Eglises d'Asie

Kerala : la police arrête l’assassin d’un prêtre catholique mais lui attribue des motifs différents à deux jours d’intervalle

Publié le 18/03/2010




La police a annoncé, le 7 septembre, l’arrestation de l’assassin du P. Job Chittilapilly, prêtre catholique desservant l’église Varaprasada Matha (‘Mère de la grâce’), dans le diocèse d’Irinjalakuda, au Kerala. Mais la plus grande confusion règne sur les motifs du crime, la police ayant changé de version des faits en l’espace de deux jours.

Lors de la première conférence de presse, on apprenait que le meurtrier qui se nomme Panthalmkoottam Raghukumur avait avoué qu’il avait agi pour protester contre les activités anti-hindoues du prêtre. Celui-ci aurait mené des activités caritatives auprès des familles hindoues pour les inciter à rejoindre la religion chrétienne. Raghukumar, âgé de 25 ans, serait membre du parti nationaliste hindou, aujourd’hui dans l’opposition, le Bharatiya Janata Party (Parti du peuple indien, BJP). Les dirigeants locaux s’étaient hâtés de démentir son appartenance à ce parti et avaient affirmé qu’il n’a jamais milité dans ses rangs. La police avait également fait remarquer que de nombreuses questions restaient encore sans réponse au sujet du meurtre. On se demandait en particulier, si le meurtrier présumé avait agi seul ou s’il avait des complices. L’adjoint au super-intendant de police du lieu déclarait que si l’assassin avait confessé son crime, les commanditaires de cet acte restaient encore à identifier.

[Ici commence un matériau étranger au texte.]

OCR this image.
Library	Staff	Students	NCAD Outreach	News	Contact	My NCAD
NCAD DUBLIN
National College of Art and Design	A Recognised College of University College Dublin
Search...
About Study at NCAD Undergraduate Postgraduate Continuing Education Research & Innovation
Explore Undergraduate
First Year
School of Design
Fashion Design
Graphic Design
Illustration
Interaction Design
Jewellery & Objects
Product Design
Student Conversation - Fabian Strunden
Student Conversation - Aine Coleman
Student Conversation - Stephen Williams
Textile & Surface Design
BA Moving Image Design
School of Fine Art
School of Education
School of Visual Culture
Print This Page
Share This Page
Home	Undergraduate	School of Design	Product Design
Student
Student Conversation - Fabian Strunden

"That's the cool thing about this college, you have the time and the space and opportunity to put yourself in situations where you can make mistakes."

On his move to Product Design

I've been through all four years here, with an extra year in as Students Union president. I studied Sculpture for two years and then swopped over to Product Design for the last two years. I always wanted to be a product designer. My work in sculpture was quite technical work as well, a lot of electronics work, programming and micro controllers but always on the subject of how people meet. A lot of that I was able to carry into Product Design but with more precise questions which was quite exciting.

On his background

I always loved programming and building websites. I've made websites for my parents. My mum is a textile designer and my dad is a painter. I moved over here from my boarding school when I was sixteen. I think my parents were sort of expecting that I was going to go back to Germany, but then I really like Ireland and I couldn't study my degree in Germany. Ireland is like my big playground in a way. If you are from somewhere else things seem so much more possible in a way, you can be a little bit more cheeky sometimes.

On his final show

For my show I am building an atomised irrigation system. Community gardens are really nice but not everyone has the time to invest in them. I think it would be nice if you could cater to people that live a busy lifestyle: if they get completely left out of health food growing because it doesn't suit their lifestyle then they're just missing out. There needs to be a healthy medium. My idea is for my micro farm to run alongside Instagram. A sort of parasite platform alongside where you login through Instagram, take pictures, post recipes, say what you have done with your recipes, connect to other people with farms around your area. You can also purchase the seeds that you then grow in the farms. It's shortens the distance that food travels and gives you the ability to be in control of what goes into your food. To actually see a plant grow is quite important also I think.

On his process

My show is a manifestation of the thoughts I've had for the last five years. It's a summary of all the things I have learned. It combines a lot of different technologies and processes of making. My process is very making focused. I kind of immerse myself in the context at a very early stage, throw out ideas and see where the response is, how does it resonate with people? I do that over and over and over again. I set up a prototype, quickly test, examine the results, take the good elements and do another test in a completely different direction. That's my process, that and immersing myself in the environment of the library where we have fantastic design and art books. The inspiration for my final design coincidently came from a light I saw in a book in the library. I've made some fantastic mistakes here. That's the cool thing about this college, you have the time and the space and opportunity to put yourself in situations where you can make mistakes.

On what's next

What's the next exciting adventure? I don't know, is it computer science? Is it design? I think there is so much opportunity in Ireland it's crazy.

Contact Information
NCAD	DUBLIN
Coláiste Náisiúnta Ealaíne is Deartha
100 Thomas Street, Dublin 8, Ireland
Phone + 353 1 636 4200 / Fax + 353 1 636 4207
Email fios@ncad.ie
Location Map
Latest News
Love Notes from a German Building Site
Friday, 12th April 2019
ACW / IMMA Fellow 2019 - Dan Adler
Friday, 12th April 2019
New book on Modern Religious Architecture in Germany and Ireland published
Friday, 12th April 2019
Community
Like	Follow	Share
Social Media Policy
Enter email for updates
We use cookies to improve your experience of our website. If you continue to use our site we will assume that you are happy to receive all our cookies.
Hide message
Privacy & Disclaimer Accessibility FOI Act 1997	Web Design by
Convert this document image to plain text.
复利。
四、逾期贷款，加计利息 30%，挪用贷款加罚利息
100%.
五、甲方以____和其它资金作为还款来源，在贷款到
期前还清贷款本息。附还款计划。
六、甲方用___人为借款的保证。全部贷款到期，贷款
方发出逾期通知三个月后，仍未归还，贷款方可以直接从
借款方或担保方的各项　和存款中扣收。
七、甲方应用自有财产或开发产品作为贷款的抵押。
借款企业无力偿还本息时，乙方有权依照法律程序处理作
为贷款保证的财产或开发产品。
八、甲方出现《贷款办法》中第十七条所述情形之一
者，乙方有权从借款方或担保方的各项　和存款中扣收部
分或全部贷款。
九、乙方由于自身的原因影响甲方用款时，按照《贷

La version policière des faits devait changer du tout au tout dès le lendemain. La police expliquait alors que le meurtrier était un drogué et qu’il avait commis son crime dans un état d’exaltation dû à l’absorption d’un stupéfiant. Cependant, rien dans les récits de divers proches témoins des faits ne venait corroborer une telle version des faits.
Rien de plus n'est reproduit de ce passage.